One argument I’ve seen peddled by supporters of energy independence is that the USA’s recent military adventurism is entirely the result of its needing oil and putting it above people’s lives; on this blog, commenters who’ve said that include Yoram and Lindsay.
But as attractive as it makes energy self-sufficiency from a humanitarian viewpoint, it’s not true. The US was a net oil exporter until 1948, which didn’t prevent it from treating Latin America as its backyard, invading it continually and installing puppet regimes in it with surprising regularity. While a few of the Cold War’s incursions, like the coup in Iran, were resource-motivated, the rest were a standard exercise in sphere of influence building. Vietnam had no natural resources the US needed.
This is true both in history and in the present. Up until 9/11, American neoconservatism was dominated by fears of China, not of Islam. Even in the last five years, some American foreign policy exercises have been clearly pointed at China; the sphere of influence building in East, Southeast, and Central Asia has nothing to do with energy and everything to do with encircling China.
Although Bush himself wanted to attack Iraq all along, his motivation was likely personal rather than corporate. The broader neoconservative establishment only went along with it after 9/11, which shifted the location of The Enemy westward. And even then, the number one priority was securing pro-American regimes for the purpose of securing pro-American regimes, rather than securing oil flows.
This trend is also true for other belligerent countries. Ahmadinejad’s main concern isn’t oil, which his country is a net exporter of, or any other natural resource. It’s his demented ideology, and the need to make sure the Iranian people don’t see through that ideology and overthrow the entire regime. India’s jabs at Pakistan aren’t about any natural resource, but about historical grudges and another demented ideology.
This establishes that autarky does not prevent belligerence. But in fact, there’s more: autarky spares a country the need to be concerned with the rest of the world. It doesn’t prevent it from starting wars of aggression – the US was perfectly content to keep intervening in Latin America in the interwar period – but does prevent it from participating in just wars and programs of economic development.
I can’t think of a single war in the modern era that took place between two countries that freely traded with each other.

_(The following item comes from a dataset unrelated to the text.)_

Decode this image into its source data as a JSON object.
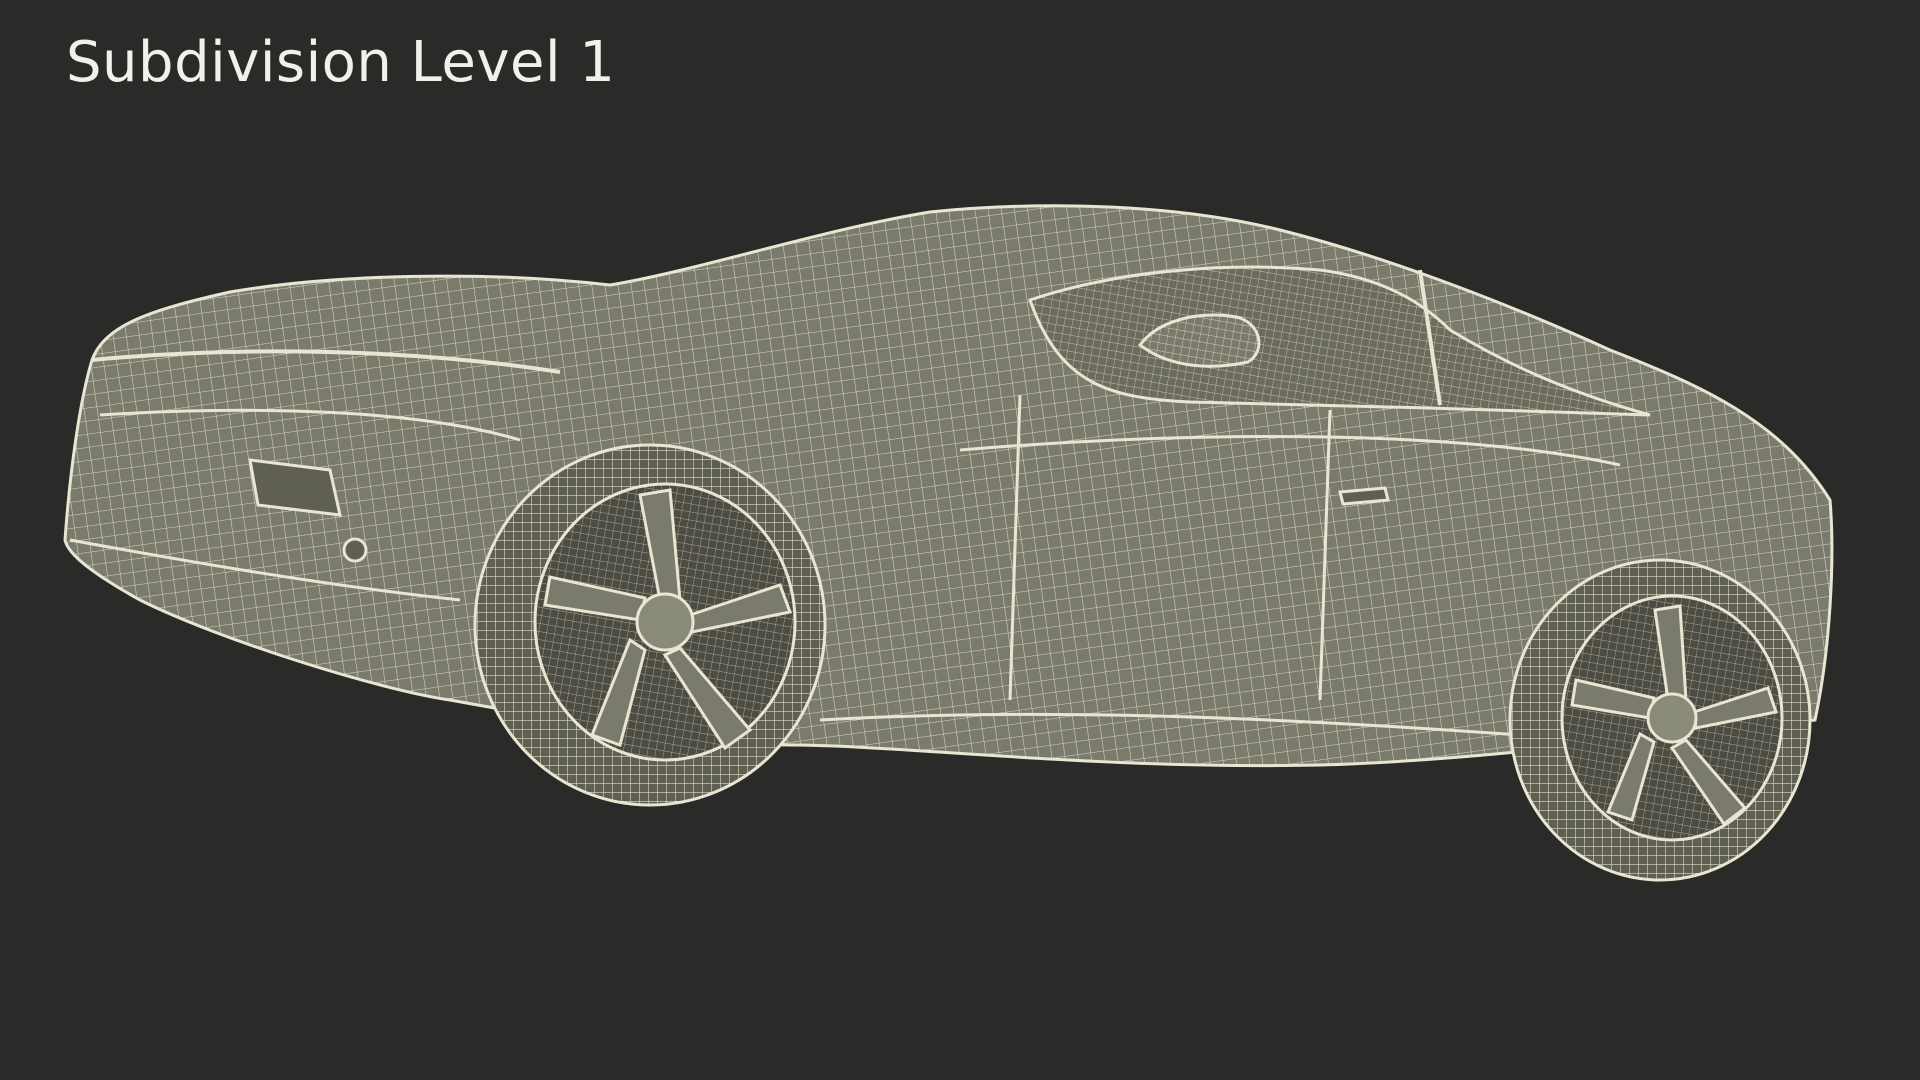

It’s partly due to the fact that countries only sign free trade agreements if their relationships are good enough that they’ll not go to war with each other, but it goes both wars: world powers have always needed to secure resource flows before going to war with other powers. Japan’s invasion of Southeast Asia, which was intended to ensure food self-sufficiency, was a glaring exception to the general rule, examples of which include post-1949 China, the entire history of the United States, Nazi Germany, the old European empires, and even the modern Middle East.